我在第一个接待家庭住了两晚,每天晚饭后接待家庭的爸爸妈妈都会坐在桌前同我和Ade聊天。夫妻两个人都在工作,正当壮年,因此所谈话题都是非常贴近“形势”的,且取一二略记。Axel在汽车行业工作,并稍解释了法国的各种质检部门运作方式。汽车部门,检测人员不隶属于国家机关,而属于企业,但是国家法律赋予这些企业检测的权利,并且规定汽车生产商必须将成品送交验测,这当中也因此腐败丛生。换句话说,Axel摇头就表示他不觉得法国的质检部门多么清廉。
原本指望同Motte一家讨论法国的犹太人,但是Elisabeth一笔带过以后就开始讨论穆斯林问题。Elisabeth拿西藏类比,Axel则客观地评价说正常法国人认为近年来穆斯林越来越多地在公共场合用头巾掩面是一种挑衅行为,他既没有发表自己的看法,我也觉得不便多问了。
Christiane年纪稍大,因此说话常常有偏护的口吻。今天家里来了客人,又同我讨论法国的失业问题。Christiane听后立刻插话说,她确是从来没有看到有中国人在法国找不到工作的,并说中国人都非常聪明勤劳——我知道她半真办考虑到我的感受,不过我倒是真不过于在意,但是很受感动。

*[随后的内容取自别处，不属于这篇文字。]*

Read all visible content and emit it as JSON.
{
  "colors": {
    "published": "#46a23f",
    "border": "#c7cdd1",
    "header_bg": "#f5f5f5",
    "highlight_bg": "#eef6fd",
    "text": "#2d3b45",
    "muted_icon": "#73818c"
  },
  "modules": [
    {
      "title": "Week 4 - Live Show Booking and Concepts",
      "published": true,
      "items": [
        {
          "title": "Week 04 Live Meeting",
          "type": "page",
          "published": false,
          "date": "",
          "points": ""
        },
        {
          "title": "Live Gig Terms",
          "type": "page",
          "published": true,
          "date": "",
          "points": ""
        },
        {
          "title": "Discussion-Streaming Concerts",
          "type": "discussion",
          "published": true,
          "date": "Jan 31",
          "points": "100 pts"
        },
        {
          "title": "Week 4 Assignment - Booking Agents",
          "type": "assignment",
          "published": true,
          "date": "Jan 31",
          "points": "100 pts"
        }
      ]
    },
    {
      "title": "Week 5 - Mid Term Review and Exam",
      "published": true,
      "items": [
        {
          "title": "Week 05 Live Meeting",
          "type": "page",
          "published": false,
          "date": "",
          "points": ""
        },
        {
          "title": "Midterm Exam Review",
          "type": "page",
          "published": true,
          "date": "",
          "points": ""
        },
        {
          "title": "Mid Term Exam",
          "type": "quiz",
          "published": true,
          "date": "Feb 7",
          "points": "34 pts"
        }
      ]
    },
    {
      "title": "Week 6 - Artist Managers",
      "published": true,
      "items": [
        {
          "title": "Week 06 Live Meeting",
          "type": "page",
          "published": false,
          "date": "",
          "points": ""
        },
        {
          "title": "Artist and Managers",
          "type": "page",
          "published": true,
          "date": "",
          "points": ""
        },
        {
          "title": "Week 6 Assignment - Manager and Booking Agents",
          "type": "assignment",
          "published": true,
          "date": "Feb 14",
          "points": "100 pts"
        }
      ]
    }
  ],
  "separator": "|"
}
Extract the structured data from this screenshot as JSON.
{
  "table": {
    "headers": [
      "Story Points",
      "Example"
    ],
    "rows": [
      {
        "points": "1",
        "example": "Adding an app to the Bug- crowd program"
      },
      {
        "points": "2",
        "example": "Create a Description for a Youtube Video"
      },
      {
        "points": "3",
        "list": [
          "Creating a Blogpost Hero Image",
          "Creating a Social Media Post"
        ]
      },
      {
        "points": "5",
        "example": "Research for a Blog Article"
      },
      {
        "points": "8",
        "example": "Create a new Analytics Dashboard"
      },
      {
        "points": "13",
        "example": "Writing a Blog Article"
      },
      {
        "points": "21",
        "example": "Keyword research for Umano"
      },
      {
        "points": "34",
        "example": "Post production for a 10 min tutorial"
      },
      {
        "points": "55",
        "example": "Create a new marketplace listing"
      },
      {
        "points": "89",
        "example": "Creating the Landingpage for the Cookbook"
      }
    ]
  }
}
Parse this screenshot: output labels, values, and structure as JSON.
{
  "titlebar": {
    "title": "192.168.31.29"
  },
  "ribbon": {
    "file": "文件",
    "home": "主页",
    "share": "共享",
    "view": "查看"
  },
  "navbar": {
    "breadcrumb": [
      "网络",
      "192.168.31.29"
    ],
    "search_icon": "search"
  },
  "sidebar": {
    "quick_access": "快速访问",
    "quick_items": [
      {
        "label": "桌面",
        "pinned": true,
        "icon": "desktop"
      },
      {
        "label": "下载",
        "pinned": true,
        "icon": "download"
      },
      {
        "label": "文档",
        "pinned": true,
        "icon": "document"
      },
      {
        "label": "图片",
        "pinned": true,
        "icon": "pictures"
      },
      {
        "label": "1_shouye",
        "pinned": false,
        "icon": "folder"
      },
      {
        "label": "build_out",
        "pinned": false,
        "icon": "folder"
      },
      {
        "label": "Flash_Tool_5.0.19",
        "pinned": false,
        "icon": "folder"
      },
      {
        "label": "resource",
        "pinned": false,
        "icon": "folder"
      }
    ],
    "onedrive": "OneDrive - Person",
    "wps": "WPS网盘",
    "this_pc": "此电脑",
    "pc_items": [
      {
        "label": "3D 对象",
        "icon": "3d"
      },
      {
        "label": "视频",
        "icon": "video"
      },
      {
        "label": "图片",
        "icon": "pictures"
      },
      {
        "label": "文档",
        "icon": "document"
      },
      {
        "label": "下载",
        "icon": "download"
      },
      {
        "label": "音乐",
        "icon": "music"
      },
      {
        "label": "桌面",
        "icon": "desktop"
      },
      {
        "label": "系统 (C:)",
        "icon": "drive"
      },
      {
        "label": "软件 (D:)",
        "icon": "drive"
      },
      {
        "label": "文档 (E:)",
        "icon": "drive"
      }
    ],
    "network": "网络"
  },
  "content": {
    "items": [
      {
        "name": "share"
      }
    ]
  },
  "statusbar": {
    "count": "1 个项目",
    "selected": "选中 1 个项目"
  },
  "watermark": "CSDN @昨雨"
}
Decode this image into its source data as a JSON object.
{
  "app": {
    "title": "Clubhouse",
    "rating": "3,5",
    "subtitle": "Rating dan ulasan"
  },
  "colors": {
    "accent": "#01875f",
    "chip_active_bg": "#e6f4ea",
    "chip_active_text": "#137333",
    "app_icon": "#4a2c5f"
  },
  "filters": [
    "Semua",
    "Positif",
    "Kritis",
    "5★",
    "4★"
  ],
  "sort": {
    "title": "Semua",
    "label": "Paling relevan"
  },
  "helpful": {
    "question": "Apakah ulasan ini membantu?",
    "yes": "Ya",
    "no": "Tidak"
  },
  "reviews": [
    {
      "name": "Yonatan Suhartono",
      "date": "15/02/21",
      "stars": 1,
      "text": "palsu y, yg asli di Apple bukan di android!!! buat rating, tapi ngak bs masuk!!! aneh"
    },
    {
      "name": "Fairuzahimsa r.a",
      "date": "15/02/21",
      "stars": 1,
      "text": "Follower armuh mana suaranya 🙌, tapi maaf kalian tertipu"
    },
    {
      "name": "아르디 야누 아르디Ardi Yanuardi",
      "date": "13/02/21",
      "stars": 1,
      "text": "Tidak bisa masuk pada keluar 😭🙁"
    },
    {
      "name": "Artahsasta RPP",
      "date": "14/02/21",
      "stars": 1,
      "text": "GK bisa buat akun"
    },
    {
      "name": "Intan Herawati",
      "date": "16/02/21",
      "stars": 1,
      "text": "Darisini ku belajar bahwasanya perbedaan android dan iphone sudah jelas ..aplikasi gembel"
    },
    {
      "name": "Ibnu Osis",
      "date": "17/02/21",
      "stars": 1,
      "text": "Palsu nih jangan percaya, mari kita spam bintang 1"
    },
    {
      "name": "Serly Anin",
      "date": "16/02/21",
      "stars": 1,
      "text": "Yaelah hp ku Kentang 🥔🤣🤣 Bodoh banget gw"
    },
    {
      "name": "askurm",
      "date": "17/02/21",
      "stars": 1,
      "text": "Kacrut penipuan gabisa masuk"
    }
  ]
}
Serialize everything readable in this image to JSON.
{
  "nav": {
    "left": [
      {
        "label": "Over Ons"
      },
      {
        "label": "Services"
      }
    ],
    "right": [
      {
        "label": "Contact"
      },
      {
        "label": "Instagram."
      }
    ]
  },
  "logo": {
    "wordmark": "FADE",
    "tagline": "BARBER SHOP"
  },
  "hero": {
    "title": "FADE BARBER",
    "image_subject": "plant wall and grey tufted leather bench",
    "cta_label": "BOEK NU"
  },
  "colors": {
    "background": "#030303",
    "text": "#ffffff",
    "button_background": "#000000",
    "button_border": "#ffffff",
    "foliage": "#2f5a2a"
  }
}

有关法国的移民,曾经看过片断的那部电影La Haine似乎值得回味。然而多数法国人的想法,确实同Christiane的客人一样:由于社会福利高,移民来到法国,即使不工作,所收取的社会低保,也要比留在本国的收入高。贫穷的移民又多子,政府辅助抚养,相反法国人自己现在生养愈少,对移民难免要生情绪。
Motte夫妇也给我讲到失业问题,这跟发达以及发展中国家的发展模式又息息相关。记得当年读The World is Flat的时候,知道美国的电话服务转移到印度的时候,我是非常惊奇的,虽然所谓的outsourcing对中国人来说一直都不陌生。Axel对我描述的法国的情景,同Friedman形容的美国形势很相似:发展模式上,发达国家的情况是,高端产业集中在本国,制造业全部流向国外。本国人才密集,但没有非脑力劳动的工作市场,必然有相当的人群无法找到工作,这些人大都面临失业。而在发展中国家,劳动力廉价导致制造业的蜂拥——以下只是对于有危机感的发达国家中人的看法——同时适应高端产业地人才也越来越多地从本地被培养出来,长远看来,前景可观。但是结合中法两边各自的认识,这种世界行为导致的进出口不平衡给outsource的双发都带来了很多弊处。我们一直在高呼拉动内需,Axel一方面认为中国发展国内市场应当不成问题,一方面也坚持觉得发达国家极度依赖进口是一件危险的事情。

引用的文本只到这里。